“Kau masih berhubungan dengannya?” Pertanyaan Tina lebih terdengar seperti interogasi seorang polisi. Nada bicaranya tegas, datar, dan demanding, ditambah dengan tatapannya yang tajam menyelidik ke arahku. Aku benci jika dia mulai menatapku dengan cara seperti itu karena membuatku merasa sangat bersalah.
Aku menggelengkan kepalaku, berusaha menghindari tatapannya dengan memalingkan wajahku. Jalanan ibukota yang basah karena hujan tidak menghentikan orang-orang untuk keluar dan bepergian. Sedari tadi hujan turun mengguyur tanah ibukota dengan derasnya. Aku penasaran ke mana orang-orang itu akan pergi.
“Rin!”
Aku tersentak dengan suara Tina yang keras memecah pikiranku yang asyik dengan jalanan basah. Pandangan kami saling bertemu.
“Kamu belum jawab pertanyaan aku. Jangan menghindariku.” Dahinya mengernyit kesal. Entah kenapa melihatnya cemberut di hadapanku sama seperti melihat anak kecil yang cemberut karena dilarang membeli es krim. Aku terkekeh.
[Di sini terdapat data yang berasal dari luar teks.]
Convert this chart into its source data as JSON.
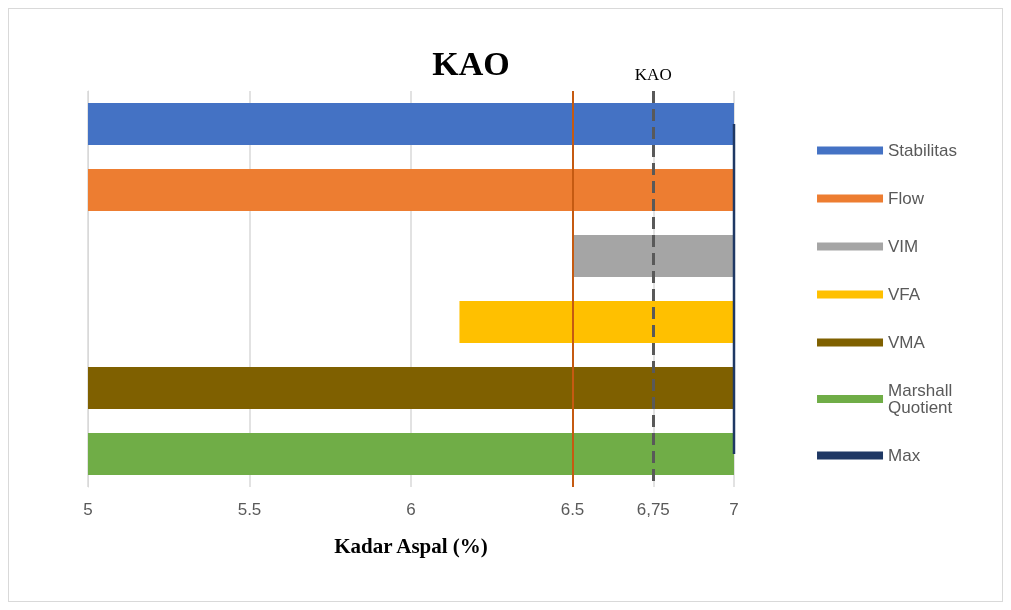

“Kenapa tertawa?!” Suaranya naik satu oktaf dan kini aku tahu kalau dia sudah benar-benar marah. Wajahnya merah padam. Dia pasti tersinggung karena aku tidak menjawab pertanyaannya dan malah menertawakannya. Meskipun wajahnya masih terlihat konyol bagiku, aku berusaha menahan tawaku agar dia tidak semakin tersinggung.
Aku berdeham sebelum mulai bicara. “Aku tidak tahu apakah aku masih bisa dikatakan berhubungan dengannya atau semuanya sudah berakhir.” Kulihat ada binar-binar yang tercetak jelas di kedua matanya saat mendengarku menyelesaikan kata-kataku. Sudah dapat kutebak dia akan bahagia jika mendengar dari mulutku sendiri kalau aku sudah tidak berhubungan dengannya.
Dia menarik kursinya supaya bisa lebih mendekat padaku. “Serius? Kau sudah tidak berhubungan lagi dengannya?”